The study is still available to read, only now with a giant red ‘Retracted’ stamped on every page. Plenty of counter studies and flat out legal investigations have occurred proving that Wakefield was wrong. The former doctor himself even admitting he published false information.
Readily available research from credible journals and medical magazines have shown there is no link between vaccinations and autism.
Wakefield manipulated data from his study, a huge ethics violation that anyone can tell you is wrong. He did his study on just 12 children. Only testing 12 people is not credible for significant research purposes.
I’ve had research and patient ethics beat into my head since AP psychology and biology in high school to now.
You do not, ever in your life, manipulate your findings.
That is unless you want to be discovered and stripped of your degrees and years of hard work as a student and professional. Despite even himself admitting he did it for funding, Wakefield’s study was and is still widely circulated.
Parents aren’t the only ones to blame for this because in the early years following the report, media outlets also supported Wakefield by citing the study without fact checking it. Bored parents keep pushing Wakefield’s fake study on social media in between making anti-vax posts to share and pull in others into their brand of crazy.
Your kid isn’t autistic from childhood vaccinations. Studies have found a strong correlation between prenatal viral infections, including rubella that trigger certain responses in a mother’s immune system. This being a high factor in most autistic children.
In fact, what most anti-vaxxers fail to realize is that most newborns are vaccinated within 12 hours after birth. This is a safety precaution for the baby, other newborns in the nursery, as well as general staff.
If you want to know more about what is in the vaccine, feel free to ask. Companies and doctors should make sure information given is understandable for the average person.
I work with the public —adults and mostly kids ranging from 5-17. Since I was 15, my job has required me to make sure my shot records where up-to-date. My high school was notorious for checking health records and sending warnings to the parents of kids who did not have updated or complete records.
If I, alongside every other educator, has to go in for shots seemingly every year, both not to spread or get a long-forgotten disease, your kid should have to if they are going to be using a public service. You should have to follow the rules.
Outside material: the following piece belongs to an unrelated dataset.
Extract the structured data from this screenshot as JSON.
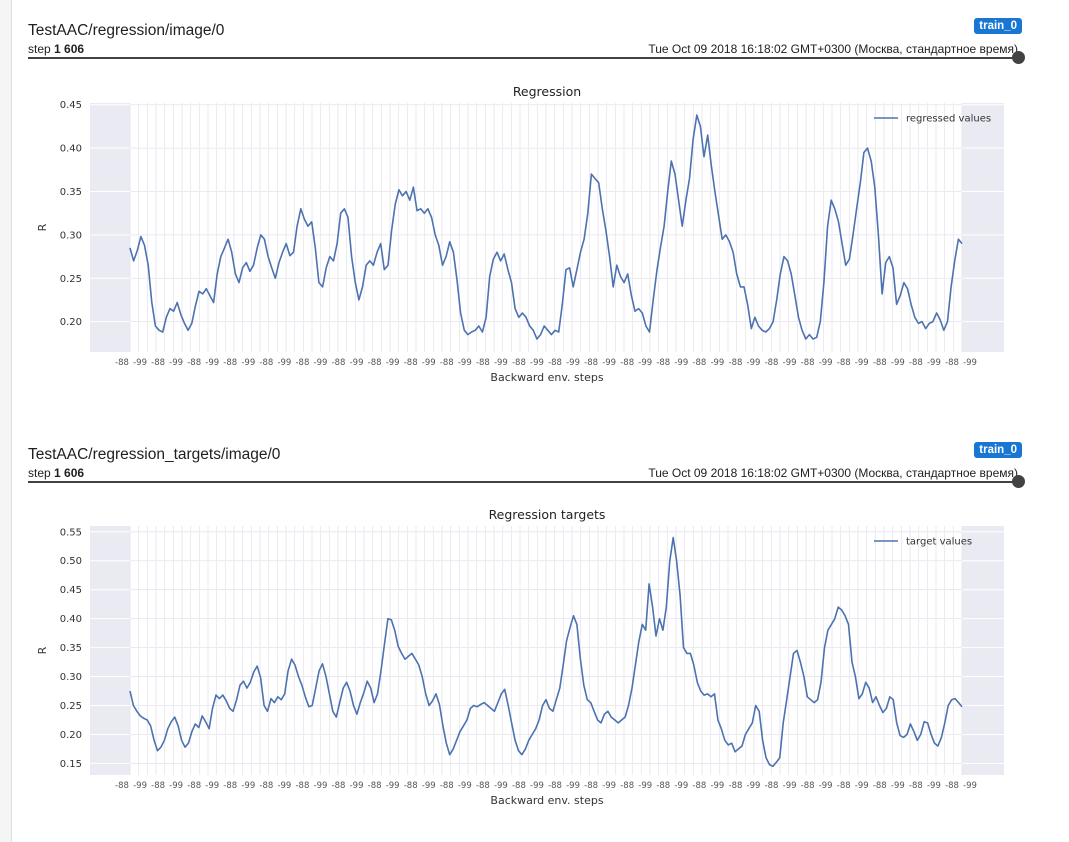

Some anti-vax parents are now trying to sue public school districts and facilities that are expelling kids of parents who refuse to get them vaccinated.
Public schools and facilities have the right to protect themselves and customers. If you want to put everyone, including your own child at risk, the public has the right to deny services until they are vaccinated.
Teenagers and young adults who were never vaccinated due to their parents beliefs are now asking questions on medical forums, and even Reddit, to see what they need. Some, like Ethan Lindenberger, 18 of Ohio, are documenting their journeys on YouTube.
It’s not just in the U.S either, both Iceland and Italy are banning unvaccinated tourists from entering their countries, as well as suspending unvaccinated children from school.
Kids shouldn’t miss out on their education just because of their parents issues in believing false information. At the same time, public spaces have the right to bar entry for those who are not vaccinated.